[Date Prev][Date Next][Thread Prev][Thread Next][Date Index][Thread Index]
Re: [idn] automagic case-insensitive comparisons in the DNS server
- To: "Adam M. Costello" <amc@cs.berkeley.edu>
- Subject: Re: [idn] automagic case-insensitive comparisons in the DNS server
- From: James Seng <James@Seng.cc>
- Date: Tue, 19 Sep 2000 15:46:12 +0800
- Cc: idn working group <idn@ops.ietf.org>
- Delivery-date: Tue, 19 Sep 2000 00:49:07 -0700
- Envelope-to: idn-data@psg.com
The presumption that comparison of I18N names only have 1-1 case mapping.
But that is not all we do to make comparison because there is normalization
form and canonicalization. And if you read my I-D on CJK, you will notice that
for Han, it is N-1 canonicalization, if we were to do anything there.
Nevertheless, let me throw another wacky idea based on yours. Use base-26 (yep
yep using A-Z), then choose upper or lower case A-Z depending whether our
pointer is on a 'upper or lower case' character. Hence, you know if the scheme
encoded to FoO.baR.com and foO.BaR.com, they are actually 'same case' :-)
But write an I-D anyhow. We all love I-D. :-)
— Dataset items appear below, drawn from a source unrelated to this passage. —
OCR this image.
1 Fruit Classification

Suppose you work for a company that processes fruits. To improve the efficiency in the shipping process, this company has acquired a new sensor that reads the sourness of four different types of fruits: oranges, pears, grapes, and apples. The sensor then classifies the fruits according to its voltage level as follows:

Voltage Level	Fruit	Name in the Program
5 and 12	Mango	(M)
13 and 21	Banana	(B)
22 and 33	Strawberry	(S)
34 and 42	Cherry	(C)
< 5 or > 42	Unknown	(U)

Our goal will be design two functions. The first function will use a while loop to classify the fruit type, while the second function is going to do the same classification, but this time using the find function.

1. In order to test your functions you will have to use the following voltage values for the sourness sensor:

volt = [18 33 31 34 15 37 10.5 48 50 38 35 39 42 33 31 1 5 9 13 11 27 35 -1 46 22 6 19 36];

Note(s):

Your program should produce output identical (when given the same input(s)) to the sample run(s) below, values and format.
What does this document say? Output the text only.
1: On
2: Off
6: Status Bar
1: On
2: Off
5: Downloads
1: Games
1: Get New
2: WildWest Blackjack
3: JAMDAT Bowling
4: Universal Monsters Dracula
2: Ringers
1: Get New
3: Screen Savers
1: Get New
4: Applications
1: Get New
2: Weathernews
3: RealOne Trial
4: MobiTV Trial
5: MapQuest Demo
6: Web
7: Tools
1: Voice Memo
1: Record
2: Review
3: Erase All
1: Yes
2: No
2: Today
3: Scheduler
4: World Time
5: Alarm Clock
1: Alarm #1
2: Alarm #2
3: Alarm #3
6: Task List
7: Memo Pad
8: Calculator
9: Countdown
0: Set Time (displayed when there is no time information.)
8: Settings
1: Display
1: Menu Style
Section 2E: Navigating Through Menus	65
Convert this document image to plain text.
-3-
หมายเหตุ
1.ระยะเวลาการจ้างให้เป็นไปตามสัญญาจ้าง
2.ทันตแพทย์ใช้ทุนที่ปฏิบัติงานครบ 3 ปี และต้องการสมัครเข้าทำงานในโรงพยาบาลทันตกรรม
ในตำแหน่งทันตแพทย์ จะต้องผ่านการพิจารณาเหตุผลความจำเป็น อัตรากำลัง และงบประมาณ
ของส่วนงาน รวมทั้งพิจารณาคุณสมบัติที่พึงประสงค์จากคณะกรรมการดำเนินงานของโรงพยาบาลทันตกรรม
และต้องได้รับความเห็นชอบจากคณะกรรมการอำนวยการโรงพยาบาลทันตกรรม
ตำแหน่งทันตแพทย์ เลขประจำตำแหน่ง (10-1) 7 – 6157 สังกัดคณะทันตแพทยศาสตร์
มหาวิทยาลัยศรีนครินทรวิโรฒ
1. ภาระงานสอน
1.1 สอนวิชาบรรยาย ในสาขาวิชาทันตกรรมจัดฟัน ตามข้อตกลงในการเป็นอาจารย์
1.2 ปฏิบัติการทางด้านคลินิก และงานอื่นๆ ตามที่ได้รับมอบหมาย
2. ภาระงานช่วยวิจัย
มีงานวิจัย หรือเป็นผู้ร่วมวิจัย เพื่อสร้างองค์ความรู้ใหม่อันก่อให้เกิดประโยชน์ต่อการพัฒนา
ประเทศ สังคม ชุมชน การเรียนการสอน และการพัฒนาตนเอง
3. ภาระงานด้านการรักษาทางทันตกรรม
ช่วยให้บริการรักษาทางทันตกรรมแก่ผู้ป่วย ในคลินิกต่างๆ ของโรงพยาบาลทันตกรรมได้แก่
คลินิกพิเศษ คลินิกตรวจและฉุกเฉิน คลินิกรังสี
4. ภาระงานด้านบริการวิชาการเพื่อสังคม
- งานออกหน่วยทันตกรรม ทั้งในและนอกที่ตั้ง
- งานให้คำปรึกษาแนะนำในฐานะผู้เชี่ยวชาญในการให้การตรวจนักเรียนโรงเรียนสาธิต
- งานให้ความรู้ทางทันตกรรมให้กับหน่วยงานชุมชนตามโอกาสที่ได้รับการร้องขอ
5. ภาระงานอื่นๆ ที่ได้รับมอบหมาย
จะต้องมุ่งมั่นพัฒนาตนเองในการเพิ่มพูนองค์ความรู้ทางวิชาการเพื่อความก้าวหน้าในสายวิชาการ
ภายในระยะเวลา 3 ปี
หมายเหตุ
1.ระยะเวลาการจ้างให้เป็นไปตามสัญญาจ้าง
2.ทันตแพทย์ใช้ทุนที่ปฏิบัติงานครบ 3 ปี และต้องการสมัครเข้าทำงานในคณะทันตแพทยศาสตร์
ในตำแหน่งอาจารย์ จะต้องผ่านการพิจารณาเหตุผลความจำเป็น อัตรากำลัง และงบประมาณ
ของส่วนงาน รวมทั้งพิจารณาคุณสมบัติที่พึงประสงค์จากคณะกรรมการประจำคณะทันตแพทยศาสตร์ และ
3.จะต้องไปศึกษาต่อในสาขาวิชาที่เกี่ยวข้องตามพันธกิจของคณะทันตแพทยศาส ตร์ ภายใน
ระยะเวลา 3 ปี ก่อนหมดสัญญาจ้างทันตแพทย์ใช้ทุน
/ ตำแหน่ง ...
-James "jetlag at 4am. warning. brain maybe non-functional" Seng
"Adam M. Costello" wrote:
> I just had a wacky idea relevant to the schemes that store ACE at
> the DNS servers. It's possible to encode the case of the Unicode
> characters as the case of the ACE characters. Since DNS servers
> already do case-insensitive comparisons of ASCII host names, they would
> automagically be doing case-insensitive comparisons of international
> host names.
>
> Here's how it could work: Instead of base-32, the ACE uses base-24: 8
> letters for 0000 through 0111 and 16 letters for 10000 through 11111,
> for an average of 4.5 bits per character instead of 5. (Notice that
> there is still exactly one way to encode an arbitrary bit string.) The
> Unicode characters are all converted to lower case (or all upper case),
> but the intended case of each Unicode character is indicated by the case
> of whichever ACE character contains its first bit (or last bit).
>
> This doesn't help with other kinds of insensitivities you might want in
> the comparisons, so it might be better to go with a general solution,
> but I thought this was cute and worth throwing out there.
>
> AMC